The Debentures and the Warrants will be issued only in settlement of claims related to promissory notes unsecured, convertible, redeemable, bearing interest of ten percent (10%) and a conversion or redemption price of $ 0.16 , which were issued between March 31, 2014 and May 2, 2014 ( “promissory Notes”). Therefore, no amount of money will be collected after the show.
The Company has retained the services of private management Dundee Goodman, a division of Dundee Securities Ltd. ( “Dundee”), to act as reference in connection with this private placement. According to the agreement reached, Dundee is entitled to receive a cash commission of four percent (4%) on the value of the debentures issued to subscribers referred by Dundee.
The Debentures will be sold in Canada, under an exemption from the prospectus and registration. Shares that are associated with the Debentures and the Warrants will be subject to a statutory hold period of four months following the date of closing of the Private Placement.
This proposed private placement is subject to the approval of all relevant regulatory authorities, including the TSX Venture Exchange, and the negotiation and execution of legal documents.
The date of the closing of the private placement is expected on or about the, May 2, 2016 ( “Closing Date”). Within 10 days following the Closing Date, the Company will make a special payment to the holders of Debentures and Warrants, as interest at the rate of 12%, to compensate for the number of days elapsed between the date of issuance of the Debentures and warrants and the maturity date of the promissory Notes.
All sums of money mentioned in this press release will be made and paid in lawful money of Canada.
DIAGNOS is a publicly traded Canadian corporation with a mission to improve patient quality of life and minimize the economic burden entailed blindness. CARA (Computer Assisted Retinal Analysis) is the exclusive tele-ophthalmology platform of the Company that integrates with devices (hardware and software) and processes at current point of care, which includes the following: Download images, enhancement images, automated pre-screening, grading by a specialist and referral to a specialist. CARA’s image enhancement algorithms make crisper traditional retinal images, clearer and easier to analyze. CARA is accessible securely over the Internet and compatible with all brands of fundus cameras, all recognized image formats and DME. CARA is a cost effective tool for real-time screening of a large number of patients. CARA has been approved by regulatory agencies including Canada (Health Canada), the United States (FDA) and Europe.

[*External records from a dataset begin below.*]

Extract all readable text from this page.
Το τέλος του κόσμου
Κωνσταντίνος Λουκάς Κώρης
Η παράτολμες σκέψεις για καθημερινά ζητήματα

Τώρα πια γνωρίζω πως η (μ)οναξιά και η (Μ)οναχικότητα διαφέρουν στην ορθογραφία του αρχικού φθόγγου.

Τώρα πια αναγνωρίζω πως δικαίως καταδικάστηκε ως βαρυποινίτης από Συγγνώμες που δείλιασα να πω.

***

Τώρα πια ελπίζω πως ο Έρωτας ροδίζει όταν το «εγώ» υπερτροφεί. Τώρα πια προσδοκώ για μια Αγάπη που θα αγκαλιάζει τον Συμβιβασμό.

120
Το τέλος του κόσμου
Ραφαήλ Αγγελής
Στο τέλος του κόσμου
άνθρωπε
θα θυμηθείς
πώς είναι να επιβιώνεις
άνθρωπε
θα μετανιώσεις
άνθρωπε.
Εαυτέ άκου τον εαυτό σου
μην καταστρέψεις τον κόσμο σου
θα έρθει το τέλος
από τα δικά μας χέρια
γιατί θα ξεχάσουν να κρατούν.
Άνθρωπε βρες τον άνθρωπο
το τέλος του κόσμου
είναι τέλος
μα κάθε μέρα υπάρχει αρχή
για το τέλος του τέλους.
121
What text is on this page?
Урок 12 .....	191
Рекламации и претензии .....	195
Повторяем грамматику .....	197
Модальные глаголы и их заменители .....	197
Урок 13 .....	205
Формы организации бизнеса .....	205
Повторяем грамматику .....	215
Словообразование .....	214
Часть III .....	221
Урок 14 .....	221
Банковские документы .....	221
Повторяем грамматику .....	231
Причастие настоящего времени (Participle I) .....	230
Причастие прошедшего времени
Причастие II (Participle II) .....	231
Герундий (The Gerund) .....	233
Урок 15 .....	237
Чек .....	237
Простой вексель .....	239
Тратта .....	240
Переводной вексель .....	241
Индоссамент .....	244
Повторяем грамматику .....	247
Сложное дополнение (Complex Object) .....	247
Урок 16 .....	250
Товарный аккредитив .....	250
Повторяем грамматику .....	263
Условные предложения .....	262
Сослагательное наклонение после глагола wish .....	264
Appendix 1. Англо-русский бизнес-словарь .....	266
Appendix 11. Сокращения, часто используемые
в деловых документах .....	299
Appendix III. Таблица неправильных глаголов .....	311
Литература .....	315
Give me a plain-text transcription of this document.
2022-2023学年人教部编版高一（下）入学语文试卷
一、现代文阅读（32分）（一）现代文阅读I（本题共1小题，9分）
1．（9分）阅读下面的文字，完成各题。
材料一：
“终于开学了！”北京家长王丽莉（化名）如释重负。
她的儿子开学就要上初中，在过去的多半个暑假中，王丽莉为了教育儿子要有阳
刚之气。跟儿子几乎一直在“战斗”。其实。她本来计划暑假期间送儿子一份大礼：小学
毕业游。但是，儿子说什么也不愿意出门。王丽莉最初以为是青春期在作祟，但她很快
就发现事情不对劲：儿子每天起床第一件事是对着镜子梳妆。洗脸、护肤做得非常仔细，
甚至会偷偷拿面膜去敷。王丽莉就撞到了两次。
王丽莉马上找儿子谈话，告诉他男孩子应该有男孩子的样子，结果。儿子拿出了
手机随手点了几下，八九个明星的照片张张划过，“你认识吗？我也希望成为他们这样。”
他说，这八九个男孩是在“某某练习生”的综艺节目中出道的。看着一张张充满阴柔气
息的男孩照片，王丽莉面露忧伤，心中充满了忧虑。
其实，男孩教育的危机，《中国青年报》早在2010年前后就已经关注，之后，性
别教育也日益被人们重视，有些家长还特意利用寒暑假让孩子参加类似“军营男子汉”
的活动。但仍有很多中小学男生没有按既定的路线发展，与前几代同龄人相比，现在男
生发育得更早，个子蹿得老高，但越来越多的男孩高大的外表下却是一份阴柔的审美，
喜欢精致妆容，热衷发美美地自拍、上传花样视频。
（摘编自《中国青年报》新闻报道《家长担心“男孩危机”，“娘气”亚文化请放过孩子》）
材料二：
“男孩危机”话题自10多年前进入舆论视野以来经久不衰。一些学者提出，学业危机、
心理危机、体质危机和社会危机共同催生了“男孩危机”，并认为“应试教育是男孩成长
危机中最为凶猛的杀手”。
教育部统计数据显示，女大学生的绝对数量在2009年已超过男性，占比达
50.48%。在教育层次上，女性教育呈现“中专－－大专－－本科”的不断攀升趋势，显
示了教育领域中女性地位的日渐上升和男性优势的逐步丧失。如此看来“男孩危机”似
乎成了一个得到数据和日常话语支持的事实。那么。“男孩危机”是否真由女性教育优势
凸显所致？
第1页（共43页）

This document contains forward-looking information that involve risks and uncertainties, including, without limitation, statements addressing the Private Placement and the use of its product. We can not guarantee that the forward-looking information set will prove accurate, as there may be a significant gap between the actual future results or events and those mentioned in the statement. Unless this is required under the laws in force, DIAGNOS will not update these forward-looking information to reflect new events or new circumstances.
Neither TSX Venture Exchange nor its Regulation Services Provider (as that term is defined in the policies of the TSX Venture Exchange) accepts responsibility for the adequacy or accuracy of this release.